Like the space it inaugurates, Ming Smith: Evidence revises the art world’s exclusionary past with an unflinching commitment to its own logic and sense of timing.
In contrast to its more traditional surroundings, the white exterior and frameless glass door of Nicola Vassell Gallery — a much anticipated arrival in Chelsea — act as a beacon, beckoning visitors into a spacious yet intimate interior. Works in the gallery’s large first room are elegantly hung in a way that invites a slow, measured look at the selection of photographs which span Smith’s 50-year career. Unmatted, mid-sized black and white images in sleek black frames line the walls sparingly; each photograph, a statement, the frame its punctuation.
I am immediately drawn to “Hakone, Japan” (1991), a photograph of a mountainous landscape seen through and distorted by a glass pane with a hole in the middle. The creation of a frame within the larger frame of the image simultaneously recalls the technical aspects of photography while erasing all physical traces of the camera itself and even the photographer. The composition speaks to Smith’s track record as a photographer who both loves and riffs on the language of her medium.
On a neighboring wall, a call and response relationship emerges between “Kites Inside (Columbus, Ohio)” (1972) and “Grace Jones, Studio 54 (New York)” (1970s). The fierceness of Jones’s dynamic persona is further accentuated by her proximity to a flying dragon. This cadence repeats all around the room with specific pairings that highlight Smith’s signature artistic choices.
For example, her unique ability to capture transitory states and moments bears out in “Sun Ra Space I” and “Sun Ra Space II” (both 1978). The enigmatic performer’s presence is captured in the whirl of his cape as we see his back and later spectacled face mid-twirl. The blur produced by Smith’s slow shutter and the low light of the room capture non-physical qualities of the space which would otherwise be imperceptible to the camera.
“Female Nude” and “Male Nude” (1977) — low-contrast images of dark-skinned bodies against botanical wallpaper — reposition these bodies in relation to their surroundings and each other. By limiting the tonal range of the photographs, Smith points to the deep richness of darkness and establishes a reciprocal (as opposed to comparative) relationship between female and male, figure and background. In this way, adjoining photographs are rendered as couplets, each wall becoming a stanza.
Fluorescent light emanates from a room full of rarely exhibited color photographs in one of the smaller gallery spaces in the back. These images, which still lean heavily on the camera’s ability to both reveal and obscure, electrify the almost-spiritual aspects of Smith’s work. A departure from the artist’s focus on black and white photography, their inclusion points to the full range of her consistent yet highly experimental practice.

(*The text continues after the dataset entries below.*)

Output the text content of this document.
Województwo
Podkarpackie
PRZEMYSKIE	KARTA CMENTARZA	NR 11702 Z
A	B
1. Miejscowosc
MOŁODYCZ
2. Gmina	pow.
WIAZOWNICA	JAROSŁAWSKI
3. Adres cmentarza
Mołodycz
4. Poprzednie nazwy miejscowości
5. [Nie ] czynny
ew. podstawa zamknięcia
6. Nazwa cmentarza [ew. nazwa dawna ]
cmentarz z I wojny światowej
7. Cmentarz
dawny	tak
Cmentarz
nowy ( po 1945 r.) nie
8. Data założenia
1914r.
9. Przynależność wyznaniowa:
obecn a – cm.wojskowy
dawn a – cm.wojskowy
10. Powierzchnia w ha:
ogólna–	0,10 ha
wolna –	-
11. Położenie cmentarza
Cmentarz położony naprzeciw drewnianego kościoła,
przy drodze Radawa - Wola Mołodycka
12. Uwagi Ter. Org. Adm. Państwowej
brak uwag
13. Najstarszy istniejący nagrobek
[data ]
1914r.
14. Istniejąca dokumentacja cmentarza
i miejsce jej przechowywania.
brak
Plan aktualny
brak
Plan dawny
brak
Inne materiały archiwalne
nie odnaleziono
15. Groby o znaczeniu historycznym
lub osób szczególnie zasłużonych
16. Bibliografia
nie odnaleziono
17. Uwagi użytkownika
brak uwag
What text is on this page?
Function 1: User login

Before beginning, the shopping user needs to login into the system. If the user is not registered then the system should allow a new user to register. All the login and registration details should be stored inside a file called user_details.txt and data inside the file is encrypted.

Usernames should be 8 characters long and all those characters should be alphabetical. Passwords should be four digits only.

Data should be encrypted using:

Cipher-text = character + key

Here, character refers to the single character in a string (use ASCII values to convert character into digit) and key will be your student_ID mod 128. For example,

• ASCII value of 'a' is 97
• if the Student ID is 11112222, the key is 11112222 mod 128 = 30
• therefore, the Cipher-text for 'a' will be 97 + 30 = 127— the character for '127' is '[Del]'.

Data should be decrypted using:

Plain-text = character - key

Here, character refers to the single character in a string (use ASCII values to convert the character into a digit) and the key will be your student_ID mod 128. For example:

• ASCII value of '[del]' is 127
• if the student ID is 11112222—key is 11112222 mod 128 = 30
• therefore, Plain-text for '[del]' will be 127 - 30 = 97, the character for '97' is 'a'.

Both literally and figuratively, the establishment of a space led by Vassell, a seasoned leader in the New York art world and a rare Black woman gallery owner, signals the changing face of a Chelsea scene still finding its footing in conversations around equity and inclusion. It is fitting that the gallery’s first exhibition is of the work of an artist whose persistence and vision has made her a “first” on several occasions. For Vassell and Smith alike it is powerful to assert one’s right to a space in the canon without centering the erasure and institutional neglect which excluded one in the first place. Whether the uptick in Black leaders of gallery spaces will fall into patterns of tokenization is still to be determined. What remains clear is that in asserting (and not arguing for) one’s presence, historical revision is also revolutionizing the present and future.
Ming Smith: Evidence continues through June 26 at Nicola Vassell Gallery (138 Tenth Avenue, Chelsea, Manhattan). The exhibition will be followed by a special exhibition of Smith’s recent work celebrating the 25th Anniversary of the WNBA. JORDAN X MING SMITH: HERE FOR A REASON will be on view June 29–July 2, 2021.